Ist Empathie zu anstrengend?

Studie: Offenbar vermeiden viele es, sich in andere einzufühlen, weil sie den Aufwand scheuen

Einfühlungsvermögen ist nicht jedermanns Sache, das habt ihr sicher auch schon öfter gemerkt, aber warum vermeiden viele Menschen es regelrecht, sich mit den Gefühlen anderer zu beschäftigen? Das erforschte jetzt eine neue Studie der American Psychological Association.

Empathie, die Fähigkeit, die Gefühle einer anderen Person zu verstehen, wird oft als eine Tugend angesehen, die dazu ermutigt, Hilfsbereitschaft zu entwickeln. Aber viele Menschen wollen oft kein Mitgefühl empfinden. Entweder weil es zu deprimierend oder weil es kostspielig sein könnte, weil man sich zum Spenden verpflichtet fühlt - das ist zumindest die bislang vermutete Annahme. Der leitende Forscher C. Daryl Cameron, hat aber nun eine andere Erklärung gefunden: In einer Studie mit mehr als 1.200 Teilnehmer_innen zeigte sich, dass es den Menschen in erster Linie wohl zu anstrengend ist, Mitgefühl gegenüber anderen zu empfinden, selbst dann, wenn es um positive Emotionen geht.

Freude und Leid unerwünscht
In ihren Studien verwendeten die Forscher_innen zwei Kartensätze mit jeweils bedrückenden Fotos geflüchteter Kinder. Bei einem Kartenstapel sollten die Teilnehmer_innen nur die physischen Eigenschaften der Person auf der Karte beschreiben. Der Auftrag bei dem anderen Stapel lautete, Mitgefühl für die Person auf dem Foto zu entwickeln und darüber nachzudenken, was diese Person empfand. Bei jedem Versuch durften sie aus beiden Stapeln frei wählen. In weiteren Experimenten verwendeten die Forscher_innen Karten mit Bildern von traurigen oder lächelnden Menschen. Egal, welche Emotionen gezeigt wurden, jedesmal, wählten die Teilnehmer_innen konsequent die Aufgabe aus, die weniger Einfühlungsvermögen erforderte, selbst die Fotos von glücklichen Menschen wurden seltener gewählt. Nur 35 Prozent wählten den Stapel aus, der Empathiefahigkeit erforderte, der Rest vermied es lieber. "Wir sahen eine starke Präferenz, Empathie zu vermeiden, auch wenn jemand anderes Freude ausdrückte", sagte Cameron.

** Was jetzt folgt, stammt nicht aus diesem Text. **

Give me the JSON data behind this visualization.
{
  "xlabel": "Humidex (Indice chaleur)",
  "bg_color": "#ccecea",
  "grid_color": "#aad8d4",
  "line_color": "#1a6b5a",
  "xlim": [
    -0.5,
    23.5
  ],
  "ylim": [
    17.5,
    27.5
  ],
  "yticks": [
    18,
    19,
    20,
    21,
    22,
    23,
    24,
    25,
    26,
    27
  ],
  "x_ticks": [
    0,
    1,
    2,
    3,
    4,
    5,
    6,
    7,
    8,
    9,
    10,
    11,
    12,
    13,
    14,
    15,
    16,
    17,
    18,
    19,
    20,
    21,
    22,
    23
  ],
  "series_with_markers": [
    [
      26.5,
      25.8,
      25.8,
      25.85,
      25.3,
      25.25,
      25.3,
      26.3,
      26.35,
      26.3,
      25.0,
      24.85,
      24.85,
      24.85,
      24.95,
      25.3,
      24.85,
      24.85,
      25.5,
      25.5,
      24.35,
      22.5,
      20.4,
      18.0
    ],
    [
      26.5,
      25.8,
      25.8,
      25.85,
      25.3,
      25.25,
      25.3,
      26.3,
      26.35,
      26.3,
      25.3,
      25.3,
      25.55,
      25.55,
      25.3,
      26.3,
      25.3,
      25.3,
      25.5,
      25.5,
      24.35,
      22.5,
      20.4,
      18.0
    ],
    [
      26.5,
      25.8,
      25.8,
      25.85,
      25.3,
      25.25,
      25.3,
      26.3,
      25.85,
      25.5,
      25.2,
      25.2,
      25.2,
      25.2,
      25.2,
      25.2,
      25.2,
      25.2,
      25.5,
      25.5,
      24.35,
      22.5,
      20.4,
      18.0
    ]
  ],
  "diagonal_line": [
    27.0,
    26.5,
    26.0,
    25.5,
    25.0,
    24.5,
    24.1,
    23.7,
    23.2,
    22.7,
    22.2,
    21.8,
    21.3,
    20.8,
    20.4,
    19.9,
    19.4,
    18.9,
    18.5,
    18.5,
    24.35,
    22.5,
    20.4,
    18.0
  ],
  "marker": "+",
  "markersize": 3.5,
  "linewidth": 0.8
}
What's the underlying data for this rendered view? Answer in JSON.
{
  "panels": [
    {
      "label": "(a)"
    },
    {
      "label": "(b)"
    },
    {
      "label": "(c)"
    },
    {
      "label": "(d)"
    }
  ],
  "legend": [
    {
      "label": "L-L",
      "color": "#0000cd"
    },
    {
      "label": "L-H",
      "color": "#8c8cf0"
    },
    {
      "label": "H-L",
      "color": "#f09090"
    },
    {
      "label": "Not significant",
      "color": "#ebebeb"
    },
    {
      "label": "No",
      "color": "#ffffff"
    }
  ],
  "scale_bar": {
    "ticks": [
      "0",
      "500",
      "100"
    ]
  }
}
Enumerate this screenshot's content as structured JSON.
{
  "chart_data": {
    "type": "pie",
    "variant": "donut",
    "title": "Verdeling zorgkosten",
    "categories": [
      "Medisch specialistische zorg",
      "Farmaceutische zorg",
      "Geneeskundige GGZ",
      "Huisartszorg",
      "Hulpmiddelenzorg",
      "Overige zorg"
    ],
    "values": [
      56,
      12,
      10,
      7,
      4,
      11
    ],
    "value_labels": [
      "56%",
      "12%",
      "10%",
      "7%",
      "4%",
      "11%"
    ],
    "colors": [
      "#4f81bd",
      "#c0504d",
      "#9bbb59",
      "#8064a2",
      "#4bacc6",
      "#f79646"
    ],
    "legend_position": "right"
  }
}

Dabei war es noch nicht mal so, dass die Teilnehmmer_innen um Zeit oder Geld gebeten wurden, um die Kinder oder andere auf den Fotos abgebildete Personen zu unterstützen. In der Abfrage nach den Experimenten berichteten die meisten, dass sich Empathie für sie einfach kognitiv herausfordernder anfühlt, dass es anstrengender sei und sie sich weniger gut dabei fühlten, als wenn sie nur die körperlichen Eigenschaften anderer Menschen beschreiben sollten. Diejenigen, die Empathie für besonders anspruchsvoll hielten oder die sich gereizt oder verunsichert fühlten, vermieden die Empathieaufgabe noch eher.

Besser in Empathie als andere
Die Forscher_innen interessierte dann aber noch die Frage, ob man Menschen zu mehr Einfühlungsvermögen ermutigen kann, wenn man sie glauben lässt, dass sie gut darin sind. Und in der Tat zeigte es Wirkung: wenn man ihnen vorher sagte, dass sie sehr mitfühlend sind, wählten sie eher Karten aus dem Stapel, bei dem sie Mitgefühl entwickeln sollten und berichteten, dass sie es weniger mentale Anstrengung kostet.

Wenn man also das Mitgefühl von Menschen steigern möchte, sollte man sie dazu ermutigen und ihnen sagen, dass sie es gut können, so Cameron. "Wenn wir die Motivation der Menschen in Richtung Empathie verschieben können, dann könnte das eine gute Nachricht für die Gesellschaft als Ganzes sein. Es könnte die Menschen ermutigen, sich an Gruppen zu wenden, die Hilfe benötigen, wie Einwanderer, Flüchtlinge und Opfer von Naturkatastrophen."